O arguido foi condenado nestes autos, por sentença proferida a 7 de Outubro de 2021, transitada em julgado a 8 de Novembro de 2021, pela prática a 21 de Dezembro de 2016, em autoria material e na forma consumada, de um crime de venda, circulação ou ocultação de produtos ou artigos, então previsto e punível à data dos factos pelo artigo 324.º, por referência ao artigo 323.º, ambos do Código da Propriedade Industrial e actualmente pelo artigo 321.º, por referência ao artigo 320.º, do Decreto-Lei n.º 110/2018, de 10 de Dezembro, na pena de 8 (oito) meses de prisão, substituída por 240 (duzentas e quarenta) horas de trabalho a favor da comunidade.

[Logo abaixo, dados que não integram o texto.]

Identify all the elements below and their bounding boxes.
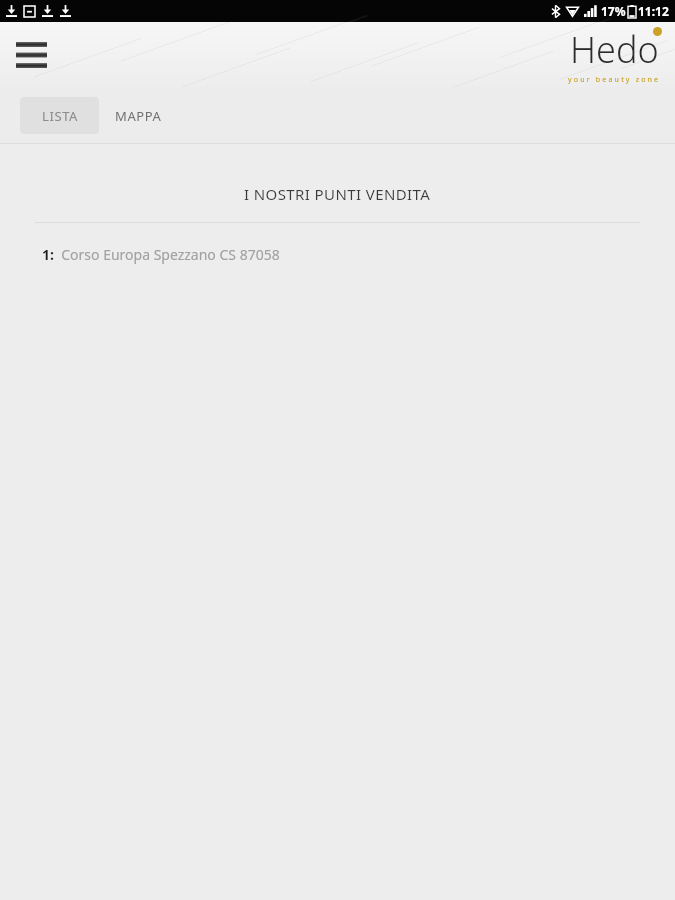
staticText: 11:12: [638, 3, 669, 19]
staticText: your beauty zone: [568, 75, 661, 85]
button[interactable]: MAPPA: [99, 97, 178, 134]
button[interactable]: Open navigation menu: [8, 32, 54, 78]
staticText: LISTA: [42, 107, 78, 125]
staticText: 1: Corso Europa Spezzano CS 87058: [42, 245, 280, 264]
staticText: MAPPA: [115, 107, 162, 125]
staticText: I NOSTRI PUNTI VENDITA: [244, 184, 431, 204]
staticText: 17%: [601, 3, 626, 19]
button[interactable]: Hedo your beauty zone: [568, 25, 661, 85]
staticText: Hedo: [570, 25, 659, 74]
button[interactable]: 1: Corso Europa Spezzano CS 87058: [0, 223, 675, 285]
button[interactable]: LISTA: [20, 97, 99, 134]
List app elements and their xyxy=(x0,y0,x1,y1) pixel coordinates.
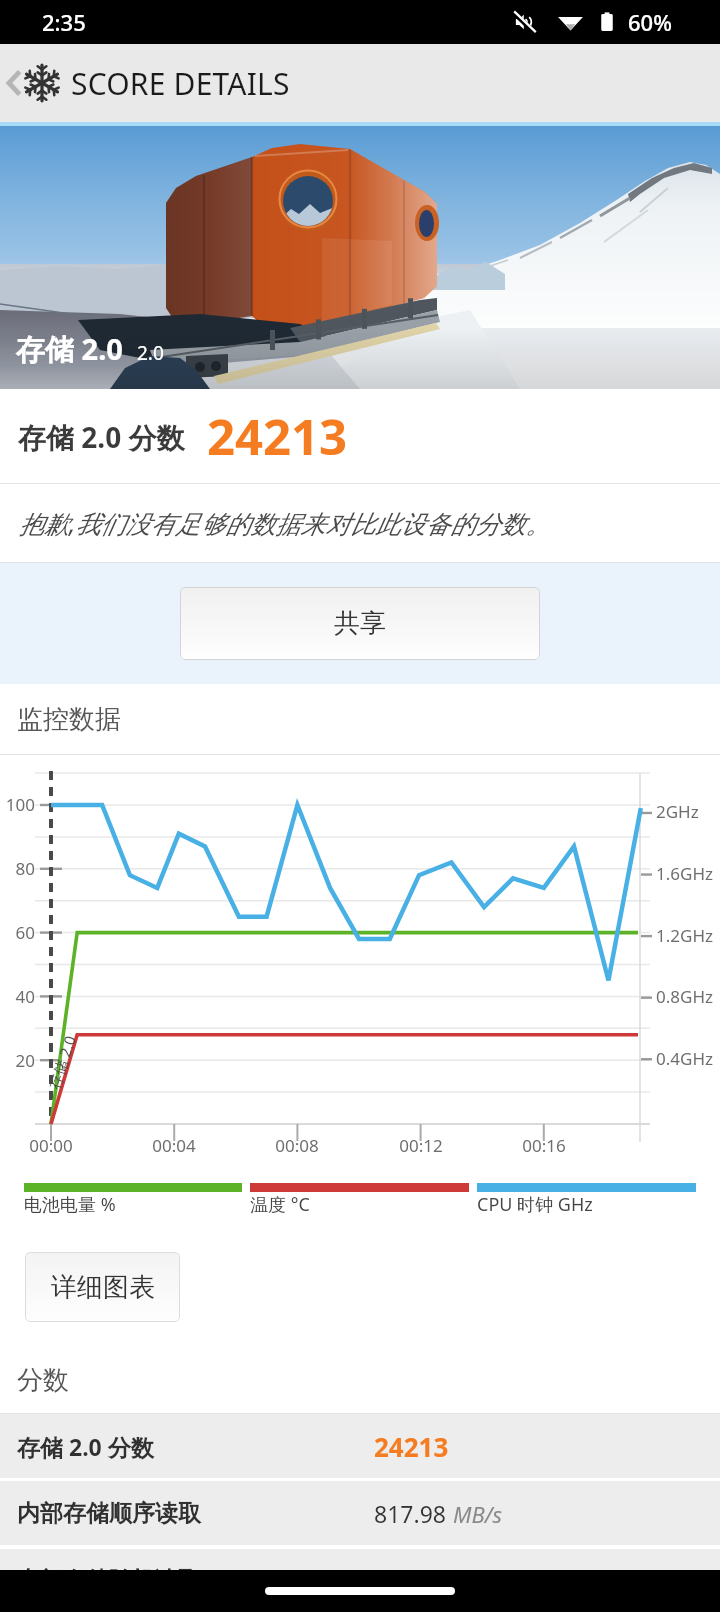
staticText: 监控数据 xyxy=(17,703,121,736)
staticText: 2:35 xyxy=(42,7,86,37)
staticText: CPU 时钟 GHz xyxy=(477,1192,696,1217)
staticText: 内部存储随机读取 xyxy=(17,1566,201,1595)
staticText: 00:04 xyxy=(136,1134,212,1157)
other: Back xyxy=(6,70,22,96)
staticText: 1.6GHz xyxy=(656,862,713,885)
staticText: 24213 xyxy=(374,1429,449,1464)
staticText: MB/s xyxy=(453,1499,503,1529)
staticText: MB/s xyxy=(440,1566,490,1596)
staticText: 电池电量 % xyxy=(24,1192,242,1217)
staticText: 24213 xyxy=(207,403,348,470)
staticText: 0.4GHz xyxy=(656,1047,713,1070)
staticText: 60 xyxy=(0,921,35,944)
staticText: 共享 xyxy=(334,607,386,640)
staticText: 存储 2.0 xyxy=(44,1032,80,1092)
button[interactable]: Back xyxy=(0,44,720,122)
staticText: 00:00 xyxy=(13,1134,89,1157)
staticText: 温度 °C xyxy=(250,1192,469,1217)
staticText: 60% xyxy=(628,7,672,37)
staticText: 内部存储顺序读取 xyxy=(17,1499,201,1528)
staticText: 40 xyxy=(0,985,35,1008)
staticText: 80 xyxy=(0,857,35,880)
button[interactable]: 详细图表 xyxy=(25,1252,180,1322)
staticText: 详细图表 xyxy=(51,1271,155,1304)
staticText: 0.8GHz xyxy=(656,985,713,1008)
staticText: 00:08 xyxy=(259,1134,335,1157)
staticText: 817.98 xyxy=(374,1498,446,1529)
staticText: 存储 2.0 xyxy=(16,329,123,369)
staticText: 458.4 xyxy=(374,1565,433,1596)
staticText: 20 xyxy=(0,1049,35,1072)
button[interactable]: 内部存储顺序读取 xyxy=(0,1481,720,1545)
staticText: 00:12 xyxy=(383,1134,459,1157)
staticText: 100 xyxy=(0,793,35,816)
staticText: 存储 2.0 分数 xyxy=(17,1431,154,1462)
button[interactable]: 共享 xyxy=(180,587,540,660)
staticText: 抱歉,我们没有足够的数据来对比此设备的分数。 xyxy=(19,506,551,540)
staticText: 2.0 xyxy=(137,340,164,366)
button[interactable]: 存储 2.0 分数 xyxy=(0,1414,720,1478)
staticText: 分数 xyxy=(17,1364,69,1397)
staticText: SCORE DETAILS xyxy=(71,63,290,104)
staticText: 00:16 xyxy=(506,1134,582,1157)
staticText: 2GHz xyxy=(656,800,699,823)
staticText: 存储 2.0 分数 xyxy=(18,418,185,456)
button[interactable]: 内部存储随机读取 xyxy=(0,1549,720,1612)
staticText: 1.2GHz xyxy=(656,924,713,947)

O arguido foi condenado no processo n.º 444/13.8GASEI pendente no Juízo de Competência Genérica de Seia – Juiz 2, por sentença proferida a 5 de Maio de 2016 e transitada em julgado a 3 de Março de 2017, pela prática em 28 de Agosto de 2013, em autoria material e na forma consumada, de um crime de venda, circulação ou ocultação de produtos ou artigos, previsto e punido, pelas disposições conjugadas dos artigos 324.º e 323.º do Decreto-lei n.º 36/2003, de 5 de Março, na pena de (oito) meses de prisão, substituída por 240 (duzentos e quarenta) dias de multa, à taxa diária de €5,00 (cinco euros), o que perfaz o montante global de €1.200,00 (mil e duzentos euros).
O arguido procedeu ao pagamento da pena de multa de substituição aplicada no processo n.º 444/13.8GASEI, tendo tal pena sido declarada extinta por decisão de 29 de Maio de 2018.

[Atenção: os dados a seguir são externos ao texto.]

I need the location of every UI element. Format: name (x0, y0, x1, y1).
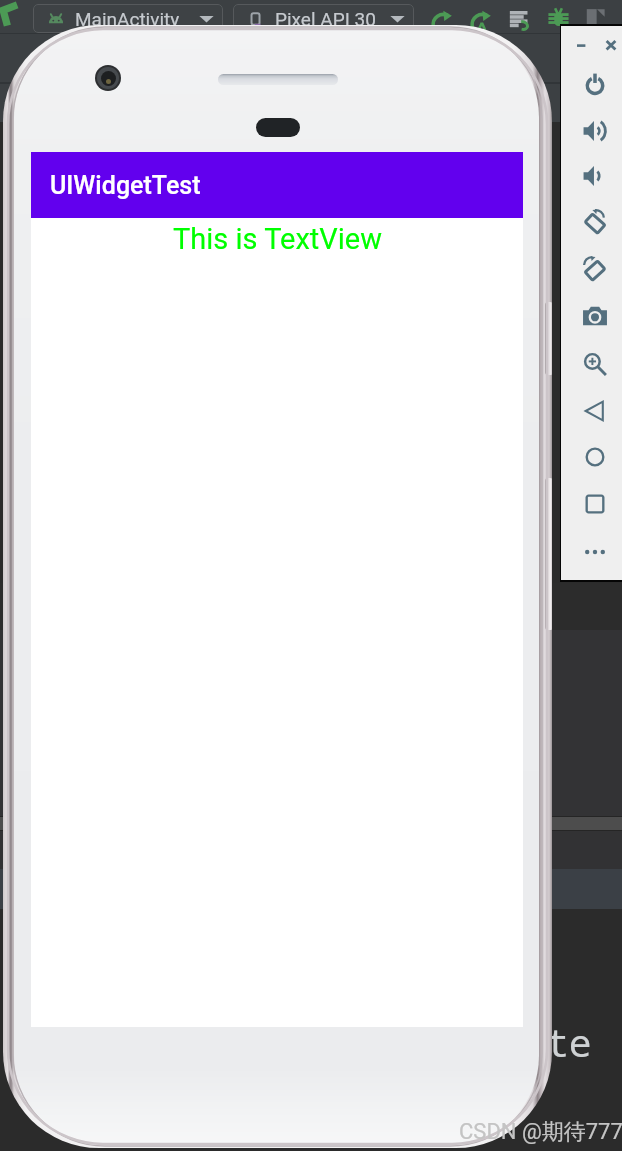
button[interactable]: Logcat (509, 9, 530, 30)
button[interactable]: Take screenshot (577, 298, 613, 334)
button[interactable]: More (577, 534, 613, 570)
staticText: Pixel API 30 (275, 8, 376, 30)
button[interactable]: Debug (548, 7, 569, 28)
button[interactable]: Back (577, 393, 613, 429)
staticText: CSDN @期待777 (459, 1118, 622, 1146)
button[interactable]: UIWidgetTest (31, 152, 523, 218)
staticText: te (546, 1016, 592, 1068)
button[interactable]: Pixel API 30 (233, 4, 414, 33)
staticText: MainActivity (75, 8, 180, 30)
button[interactable]: Power (577, 66, 613, 102)
button[interactable]: Minimize (571, 35, 591, 55)
staticText: UIWidgetTest (50, 171, 201, 200)
button[interactable]: Zoom (577, 346, 613, 382)
button[interactable]: Stop (586, 8, 605, 27)
button[interactable]: Overview (577, 486, 613, 522)
button[interactable]: Back (0, 1, 25, 29)
button[interactable]: Home (577, 439, 613, 475)
button[interactable]: Rotate right (577, 251, 613, 287)
button[interactable]: Volume up (577, 113, 613, 149)
button[interactable]: Close (601, 35, 621, 55)
staticText: This is TextView (173, 222, 382, 256)
button[interactable]: Rerun (430, 8, 453, 31)
button[interactable]: Rerun tests (469, 8, 492, 31)
button[interactable]: Volume down (577, 158, 613, 194)
button[interactable]: Rotate left (577, 204, 613, 240)
button[interactable]: MainActivity (33, 4, 223, 33)
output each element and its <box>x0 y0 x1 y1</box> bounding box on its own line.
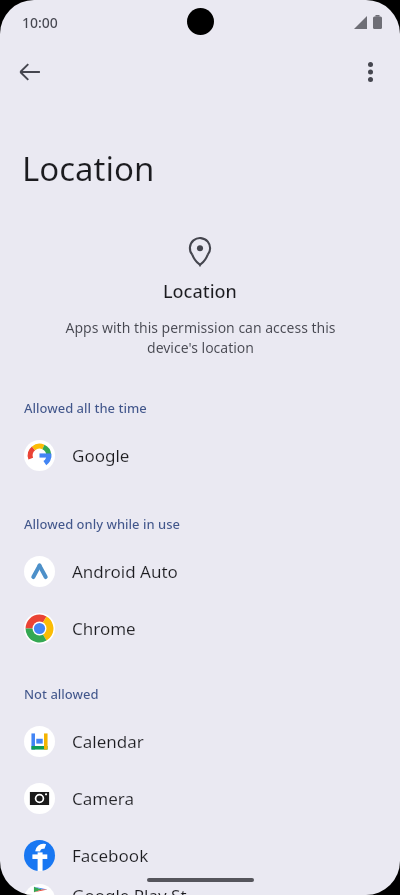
button[interactable]: Camera <box>0 770 400 827</box>
staticText: Not allowed <box>24 685 99 703</box>
staticText: Allowed all the time <box>24 399 147 417</box>
staticText: Allowed only while in use <box>24 515 180 533</box>
button[interactable]: Back <box>8 50 52 94</box>
button[interactable]: Android Auto <box>0 543 400 600</box>
staticText: Android Auto <box>72 560 178 583</box>
staticText: Facebook <box>72 844 149 867</box>
button[interactable]: Facebook <box>0 827 400 884</box>
button[interactable]: Google <box>0 427 400 484</box>
staticText: Location <box>22 146 155 191</box>
staticText: Location <box>163 279 237 304</box>
button[interactable]: More options <box>348 50 392 94</box>
staticText: Apps with this permission can access thi… <box>65 318 336 357</box>
staticText: Google <box>72 444 130 467</box>
button[interactable]: Calendar <box>0 713 400 770</box>
button[interactable]: Google Play St... <box>0 884 400 895</box>
staticText: Camera <box>72 787 134 810</box>
staticText: Google Play St... <box>72 884 201 895</box>
staticText: Chrome <box>72 617 136 640</box>
staticText: 10:00 <box>22 13 58 32</box>
button[interactable]: Chrome <box>0 600 400 657</box>
staticText: Calendar <box>72 730 144 753</box>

O arguido foi condenado no processo n.º 464/19.9GBAGD do Juízo Local Criminal de Águeda por decisão proferida a 16 de Novembro de 2020, transitada em julgado a 3 de Dezembro de 2020, pela prática em 1 de Junho de 2019, de um crime de venda, circulação ou ocultação de produtos ou artigos, na pena de 8 meses de prisão, substituída por 240 horas de trabalho a favor da comunidade.
Ora, no que concerne à condenação no processo n.º 444/13.8GASEI resulta da certidão junta que a pena de substituição foi cumprida e declarada extinta, sendo que em situações como a presente não é possível proceder a cúmulo jurídico considerando a que foi a pena principal de prisão.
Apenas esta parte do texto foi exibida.